The point was well taken, Lady Rezalla had to admit in all fairness. She herself had increased her holdings and wealth due to a nearly infallible instinct for the profitability of new businesses. Tionel was not given to casual remarks. She knew very well that his body-heir, Vestrin, a decade older than her Nimisha, was a disgrace to his sire. He seemed to have no interest in anything that wasn't "thrilling, exciting, or totally new," which included dangerous hunts and rather nasty jokes on those who might be considered "close" friends. Tionel could do worse than sign the Rondymense Yard over to his girl child if he wished it to continue. Nimisha need not do anything in such a well-run establishment. Rezalla didn't know how much Tionel did in the administrative end of the business, but she was quite capable of instructing her daughter in the financial aspects sufficiently to keep the Yard in profit. Especially as many contracts from the Admiralty were awarded to Rondymense Ship Yard GmBH. It was always good to
be "in" with the Admiralty, especially as she had recently acquired the controlling interest in a small freighter company.

"I have never faulted you on your business acumen, Ti," she replied, relenting as they both watched Nimisha's careful reassembly of a robotic toy, the gift of her Great Uncle Dahmison. While expressing appreciation for the gift, Lady Rezalla wondered if Uncle knew which sex the child was. But it was certainly the sort of thing Uncle would give: It made the most appalling noise. Children liked noise; Rezalla didn't. "You've always been lucky with your designers."

"My designers?" Lord Tionel looked insulted and gestured at Nimisha. "I'm my designer. I am responsible for all the innovations at the Yard. And half of what the Vegan Fleet uses."
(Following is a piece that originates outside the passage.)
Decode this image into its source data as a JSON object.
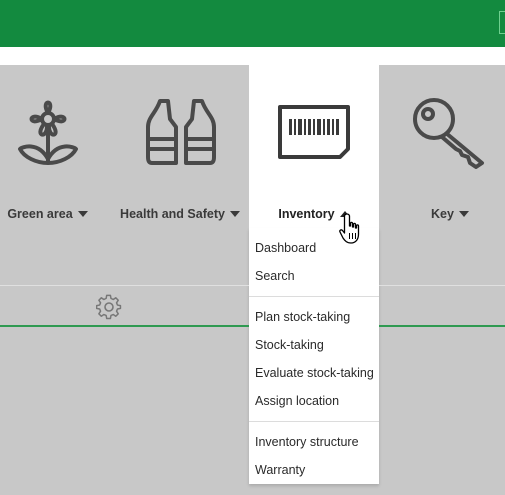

It was Lady Rezalla's turn to be surprised, and despite her many years of schooling her expression to show only what she wished an audience to see, it was a full minute before she could respond with cool dignity.

"You never mentioned that, Tionel." It was as near a reprimand as she could bring herself to make. Members of the First Families had to set good examples to everyone, even their peers, but they delegated duties; they didn't do them.

"I thought everyone knew," Tionel replied with a properly cool indifference and a shrug of one shoulder. "Ah, very nice, Nimi," he said as his six-year-old offspring presented him with the repaired toy. He set it on the floor and pressed the activating stud. It began its series of acrobatics, making Nimi clap her hands. "What did you alter in its circuitry?"

"She's made it quiet!" Lady Rezalla said, her voice echoing her delight. So Nimisha had noticed her distaste for the sound it had made. "Such a dear child."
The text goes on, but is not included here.